I've been a vegetarian for years and years. Not for health reasons, but for ethical reasons. I grew up on a farm and could never stomach slaughtering my own food or living with the guilt of knowing that I'd taken a life. I figure that if I am not willing to kill it myself, then i probably shouldn't eat it.
I was vegan for around two years but found it very hard to keep my macros balanced, so instead (now that I live in a city and on the other side of the country from my parent's farm) I sought out ethically raised eggs (from free range chickens - I go to the farm myself to collect my eggs) and dairy from happy, field grazing cows and goats (I don't milk them myself, but I do go to where they live to pick up the dairy), which has afforded me the opportunity to learn how to make my own cheeses and yogurts, which is awesome, especially with yogurt, since I can control exactly how much sugar is in it.

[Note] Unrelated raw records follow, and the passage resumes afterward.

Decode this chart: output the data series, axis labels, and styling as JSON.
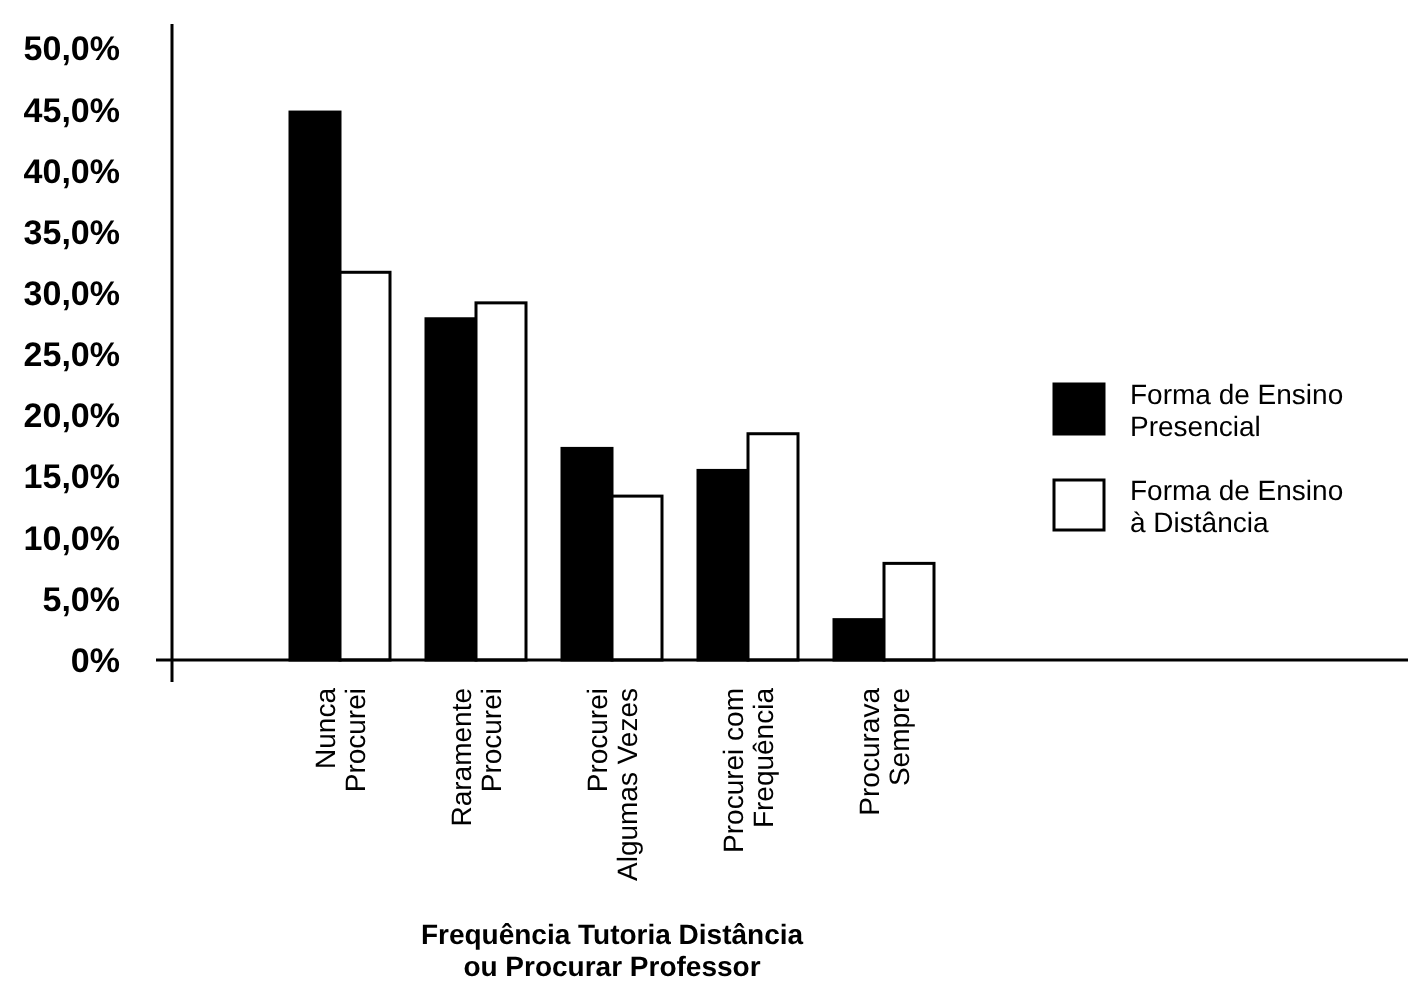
{
  "chart_data": {
    "type": "bar",
    "xlabel": "Frequência Tutoria Distância\nou Procurar Professor",
    "categories": [
      "Nunca\nProcurei",
      "Raramente\nProcurei",
      "Procurei\nAlgumas Vezes",
      "Procurei com\nFrequência",
      "Procurava\nSempre"
    ],
    "series": [
      {
        "name": "Forma de Ensino\nPresencial",
        "color": "#000000",
        "values": [
          44.8,
          27.9,
          17.3,
          15.5,
          3.3
        ]
      },
      {
        "name": "Forma de Ensino\nà Distância",
        "color": "#ffffff",
        "values": [
          31.7,
          29.2,
          13.4,
          18.5,
          7.9
        ]
      }
    ],
    "ylim": [
      0,
      52
    ],
    "yticks": [
      {
        "value": 0,
        "label": "0%"
      },
      {
        "value": 5,
        "label": "5,0%"
      },
      {
        "value": 10,
        "label": "10,0%"
      },
      {
        "value": 15,
        "label": "15,0%"
      },
      {
        "value": 20,
        "label": "20,0%"
      },
      {
        "value": 25,
        "label": "25,0%"
      },
      {
        "value": 30,
        "label": "30,0%"
      },
      {
        "value": 35,
        "label": "35,0%"
      },
      {
        "value": 40,
        "label": "40,0%"
      },
      {
        "value": 45,
        "label": "45,0%"
      },
      {
        "value": 50,
        "label": "50,0%"
      }
    ],
    "grid": false,
    "legend": "right"
  }
}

As a vegan, it is very easy to eat a lot of carbohydrate, because carbs are from vegan sources. Beans and lentils, tempeh, even faux-meats and some faux-cheeses, are carbohydrate heavy. You'll have to learn how to cook using plain tofu, seitan, nuts, and seeds, and when you do use other sources of vegetarian protein, it is best to make sure that the rest of the calories in your meal come from lower carbohydrate vegetables, rather than adding a carbohydrate on the side (so your plate might be 3/4 veg). Also, be careful with vegan milk, as most have added sugars, so you'll want to seek out "no sugar added" variants. Also, most vegan milks are fairly low in protein, so they really don't help much with balancing your macros. Furthermore, look into getting some nutritional yeast to make sure that you are getting your B12s. Marmite or vegemite is also a tasty choice (maybe, you'll love it or you'll hate it) for B vitamins. And remember than, while mushrooms are awesome for adding meaty texture, they don't provide much protein, so you will want to make sure a protein source is still present in the meal.
You have to be careful with fat too, because you'll probably have to make a conscious effort to get enough (unless you are eating lots of nuts, seeds and avocados - in which case it is easy to over do it on the fat). You'll want to make sure that you are getting varried sources of vegetarian fats to balance your micros (before going vegan I used only olive oil, but I got fat from animal products as well). Flax is a great source of omega-3s, and can be used to replace an egg in recipes. Coconut oil can often be used in place of butter (and is delish on air popped pop corn).
If your tired all of time, you might not be getting enough iron. Good vegan sources of iron include: beans and lentils, tofu, almonds, tahini, quinoa (also has protein!), bulgar, millet, sunflower seeds, green leafy vegetables (spinach, bok choy, swiss chard, turnip greens, kale or broccoli).